The humor relies primarily on ridiculous Monty Python-esque scenarios and the sheer presence of the main character Stede Bonnet. Indeed, Stede’s “gentlemen pirate” persona has a charm as well as a cringe-worthy goofiness to it. Stede, though a soft person and one very attached to his material aristocratic tastes, later reveals a more complex side. Not only does he leave his family due to his own discontent, but he also seems unwilling to accept that he was originally just a fool frivolously spending his money for adventure. Though he feels guilt for leaving his family, especially his children, he is still committed to a somewhat childish dream of becoming a pirate in order to escape his nobleman life. His most endearing yet simultaneously annoying moments are when he is most unaware of his own embarrassing behavior or simply does not care what others think of him. The crew members balance this by advising him at important moments and at points being openly critical of him. His ridiculously posh wardrobe and attitude, contrasted with the world he has submerged himself in, implies that he is a little bit out of touch with reality. Yet, his lighter attitude towards participating in a criminal line of work fits with the overall narrative, ripe with intentional cliches that enhance the comedy.  

When things become more serious for Stede and his crew as they are nearly betrayed and killed, a turning point begins to emerge in his arc. This was primarily due to the introduction of Blackbeard who saves them at the last moment and settles for a time aboard their ship. Blackbeard, tired of his life as a legendary criminal, is fascinated by Stede’s aristocratic tastes and impracticalities as they are something “different” and “fun.” This very innocent, silly reasoning that runs both ways for the two is endearing. 

Most importantly, the queer characters are not the butt of jokes because of their identities, rather their highly disparate, eccentric personalities are the center of the humor.

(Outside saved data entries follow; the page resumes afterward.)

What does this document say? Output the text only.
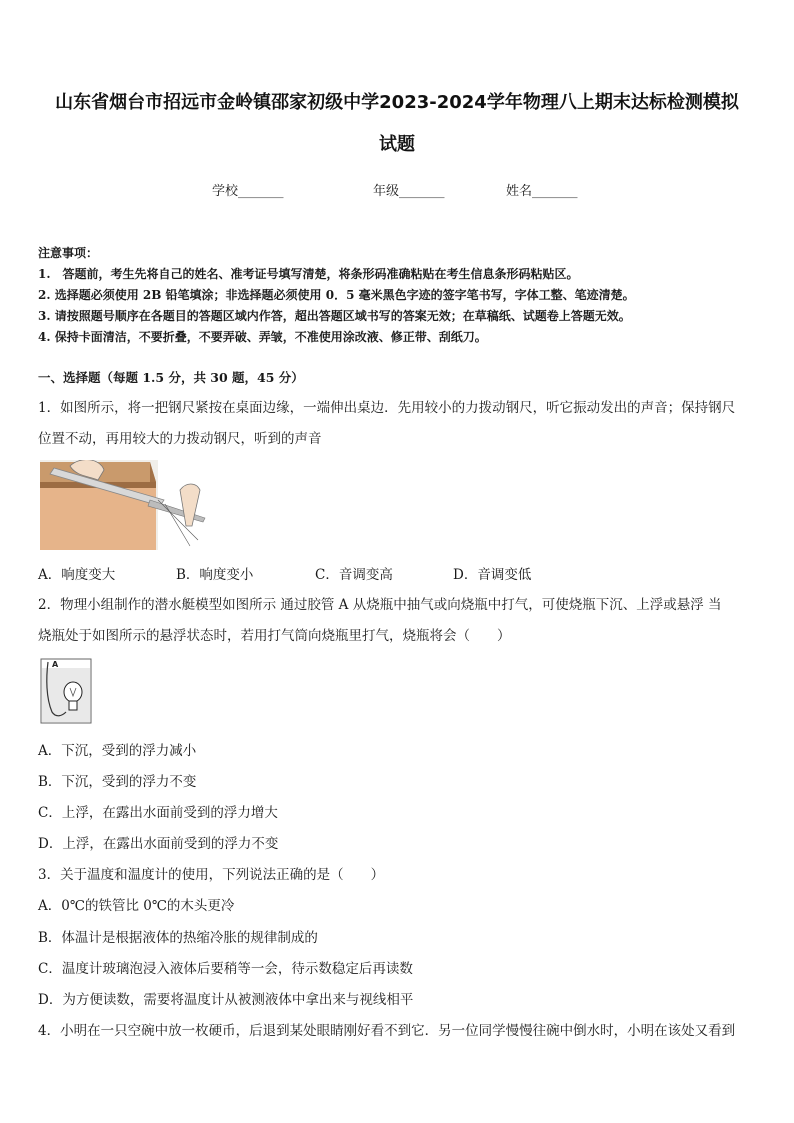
山东省烟台市招远市金岭镇邵家初级中学2023-2024学年物理八上期末达标检测模拟
试题
学校_______	年级_______	姓名_______
注意事项：
1.　答题前，考生先将自己的姓名、准考证号填写清楚，将条形码准确粘贴在考生信息条形码粘贴区。
2. 选择题必须使用 2B 铅笔填涂；非选择题必须使用 0．5 毫米黑色字迹的签字笔书写，字体工整、笔迹清楚。
3. 请按照题号顺序在各题目的答题区域内作答，超出答题区域书写的答案无效；在草稿纸、试题卷上答题无效。
4. 保持卡面清洁，不要折叠，不要弄破、弄皱，不准使用涂改液、修正带、刮纸刀。
一、选择题（每题 1.5 分，共 30 题，45 分）
1．如图所示，将一把钢尺紧按在桌面边缘，一端伸出桌边．先用较小的力拨动钢尺，听它振动发出的声音；保持钢尺
位置不动，再用较大的力拨动钢尺，听到的声音
A．响度变大	B．响度变小	C．音调变高	D．音调变低
2．物理小组制作的潜水艇模型如图所示 通过胶管 A 从烧瓶中抽气或向烧瓶中打气，可使烧瓶下沉、上浮或悬浮 当
烧瓶处于如图所示的悬浮状态时，若用打气筒向烧瓶里打气，烧瓶将会（　　）
A
A．下沉，受到的浮力减小
B．下沉，受到的浮力不变
C．上浮，在露出水面前受到的浮力增大
D．上浮，在露出水面前受到的浮力不变
3．关于温度和温度计的使用，下列说法正确的是（　　）
A．0℃的铁管比 0℃的木头更冷
B．体温计是根据液体的热缩冷胀的规律制成的
C．温度计玻璃泡浸入液体后要稍等一会，待示数稳定后再读数
D．为方便读数，需要将温度计从被测液体中拿出来与视线相平
4．小明在一只空碗中放一枚硬币，后退到某处眼睛刚好看不到它．另一位同学慢慢往碗中倒水时，小明在该处又看到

This is especially true of Stede and Blackbeard, who are amusing because of their ignorance and childish fascination with the other’s lifestyle, not because they are not straight. Being gay is not implicitly associated with the failures these men have experienced nor their (somewhat significant) character flaws. Instead, their meeting is what helps them begin to find a way through their somewhat dramatic version of a midlife crisis. 

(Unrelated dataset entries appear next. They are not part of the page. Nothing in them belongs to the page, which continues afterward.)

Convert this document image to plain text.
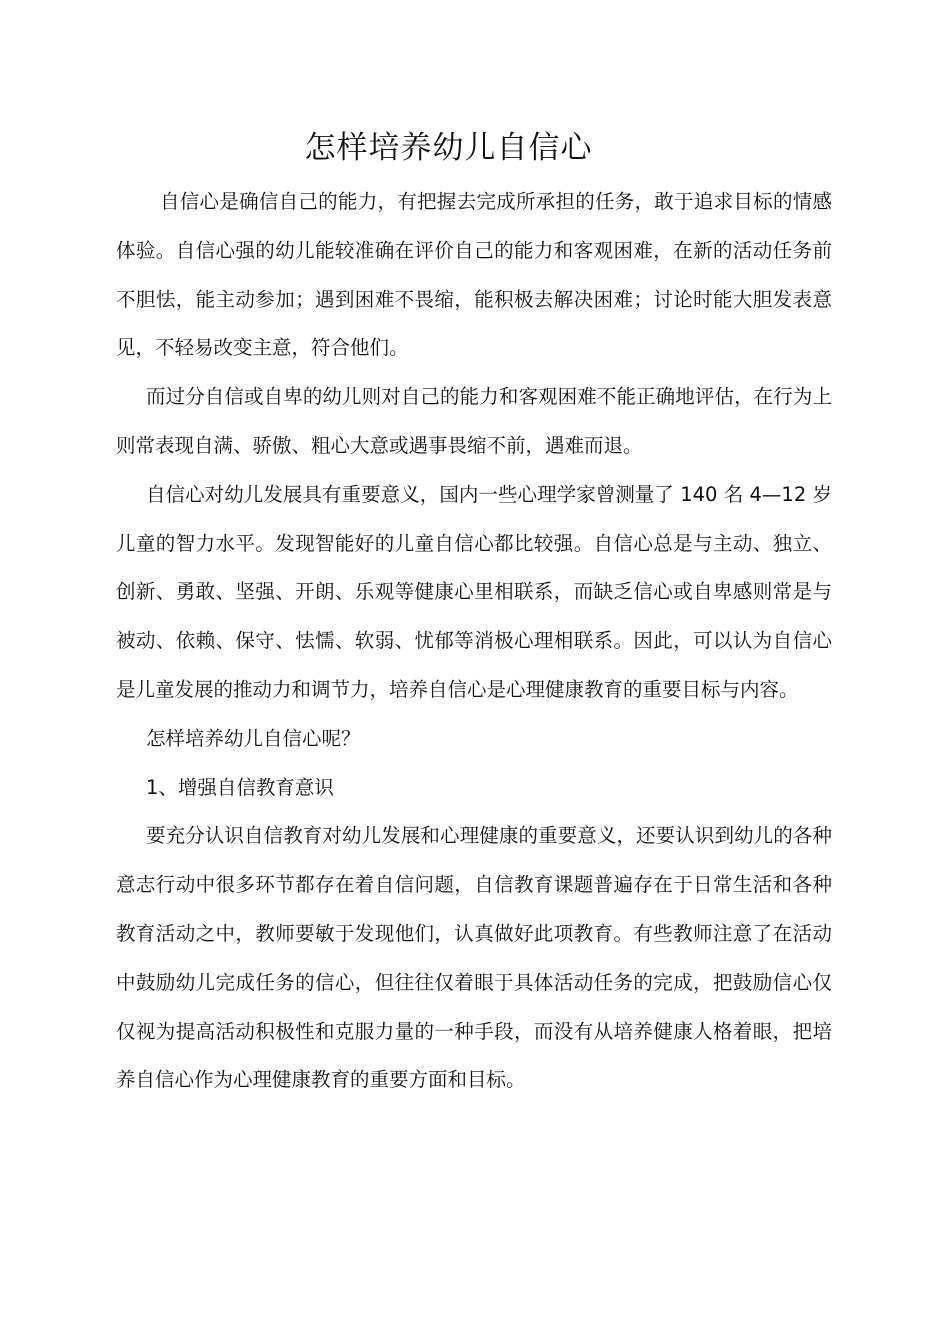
怎样培养幼儿自信心

自信心是确信自己的能力，有把握去完成所承担的任务，敢于追求目标的情感体验。自信心强的幼儿能较准确在评价自己的能力和客观困难，在新的活动任务前不胆怯，能主动参加；遇到困难不畏缩，能积极去解决困难；讨论时能大胆发表意见，不轻易改变主意，符合他们。

而过分自信或自卑的幼儿则对自己的能力和客观困难不能正确地评估，在行为上则常表现自满、骄傲、粗心大意或遇事畏缩不前，遇难而退。

自信心对幼儿发展具有重要意义，国内一些心理学家曾测量了 140 名 4—12 岁儿童的智力水平。发现智能好的儿童自信心都比较强。自信心总是与主动、独立、创新、勇敢、坚强、开朗、乐观等健康心里相联系，而缺乏信心或自卑感则常是与被动、依赖、保守、怯懦、软弱、忧郁等消极心理相联系。因此，可以认为自信心是儿童发展的推动力和调节力，培养自信心是心理健康教育的重要目标与内容。

怎样培养幼儿自信心呢？

1、增强自信教育意识

要充分认识自信教育对幼儿发展和心理健康的重要意义，还要认识到幼儿的各种意志行动中很多环节都存在着自信问题，自信教育课题普遍存在于日常生活和各种教育活动之中，教师要敏于发现他们，认真做好此项教育。有些教师注意了在活动中鼓励幼儿完成任务的信心，但往往仅着眼于具体活动任务的完成，把鼓励信心仅仅视为提高活动积极性和克服力量的一种手段，而没有从培养健康人格着眼，把培养自信心作为心理健康教育的重要方面和目标。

The show tackles masculinity in the context of the literary concepts of pirates and gentlemen, meaning that Blackbeard, a more masculine character, being gay defies older conventions about, as director David Jenkins stated, “what it means to be a man.” Blackbeard and Stede themselves are also very enjoyable on screen together, with decent chemistry and a stronger presence in the plot than Stede alone. 

The humor of the show overall, however, can be hit-or-miss. The crew members, though enjoyable, don’t rouse many hardy laughs. The show shines most in terms of its humor in its subtle criticism of the European wealthy. Beyond the overt clichés seen with Stede himself, the show features naval officers and aristocrats from Britain, France, and Spain. The narrative deliberately pokes fun at the uptight, rude nature of some of these characters, especially contrasting them with the more innocent and endearing nature of some of the crew members. There are references to racist comments and colonization such as in episode three, where light-skinned (European) visitors are captured on an island and are put on trial by its indigenous population. In this way, a pirate ship is ironically far more tolerant and diverse than the historical Europeans being robbed by them. 

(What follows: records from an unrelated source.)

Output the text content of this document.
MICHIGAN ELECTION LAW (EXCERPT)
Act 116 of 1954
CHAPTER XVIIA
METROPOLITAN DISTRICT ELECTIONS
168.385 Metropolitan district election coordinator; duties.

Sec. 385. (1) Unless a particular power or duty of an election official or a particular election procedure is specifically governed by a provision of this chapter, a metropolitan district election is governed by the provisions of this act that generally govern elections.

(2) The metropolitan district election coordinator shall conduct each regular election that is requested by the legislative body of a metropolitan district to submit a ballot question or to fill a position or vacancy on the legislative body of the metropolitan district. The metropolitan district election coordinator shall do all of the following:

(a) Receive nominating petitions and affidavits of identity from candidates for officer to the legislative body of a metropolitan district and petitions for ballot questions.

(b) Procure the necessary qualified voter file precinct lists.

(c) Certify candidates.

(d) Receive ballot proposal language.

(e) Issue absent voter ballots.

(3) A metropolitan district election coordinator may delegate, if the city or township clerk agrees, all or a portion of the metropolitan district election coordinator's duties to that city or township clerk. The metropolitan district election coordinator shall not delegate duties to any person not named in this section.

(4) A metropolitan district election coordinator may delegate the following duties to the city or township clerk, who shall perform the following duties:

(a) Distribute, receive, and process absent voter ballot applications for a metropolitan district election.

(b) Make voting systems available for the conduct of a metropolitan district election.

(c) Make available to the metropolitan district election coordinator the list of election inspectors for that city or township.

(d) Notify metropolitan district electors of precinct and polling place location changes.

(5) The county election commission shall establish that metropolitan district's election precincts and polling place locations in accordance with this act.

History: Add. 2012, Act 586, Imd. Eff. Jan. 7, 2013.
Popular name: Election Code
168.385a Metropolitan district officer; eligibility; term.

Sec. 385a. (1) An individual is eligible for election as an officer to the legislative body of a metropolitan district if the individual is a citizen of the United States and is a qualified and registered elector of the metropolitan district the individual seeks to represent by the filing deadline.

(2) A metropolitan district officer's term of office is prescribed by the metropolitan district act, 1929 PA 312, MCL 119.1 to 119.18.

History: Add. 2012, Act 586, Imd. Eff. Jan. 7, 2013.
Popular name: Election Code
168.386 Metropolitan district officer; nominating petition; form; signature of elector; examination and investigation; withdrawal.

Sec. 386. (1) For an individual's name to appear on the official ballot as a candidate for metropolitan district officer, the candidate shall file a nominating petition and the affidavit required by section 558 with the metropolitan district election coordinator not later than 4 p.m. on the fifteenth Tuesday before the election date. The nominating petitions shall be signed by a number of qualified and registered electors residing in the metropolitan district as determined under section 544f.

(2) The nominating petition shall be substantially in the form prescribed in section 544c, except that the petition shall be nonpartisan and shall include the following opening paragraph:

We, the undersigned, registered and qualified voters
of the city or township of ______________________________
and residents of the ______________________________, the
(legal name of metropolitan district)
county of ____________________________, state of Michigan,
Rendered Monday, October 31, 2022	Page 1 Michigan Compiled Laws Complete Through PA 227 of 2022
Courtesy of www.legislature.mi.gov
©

Even after being discovered as a woman in disguise, Jim makes it clear to the crew that they would still prefer to be called Jim, even as they present more openly as a biological female. None of the crew takes an issue with this.

This is a show that does not take itself too seriously, but still portrays many significant, real-world themes. The last episode of season 1, aired on March 24, canonized the romantic relationship between Blackbeard and Stede, much to the surprise of fans. Seeing respectful LGBTQ+ representation in a comedy show especially is heartwarming. But regardless of how one identifies, this show is worth a watch particularly for those who enjoy ensemble cast or outlandishly comedic adventures.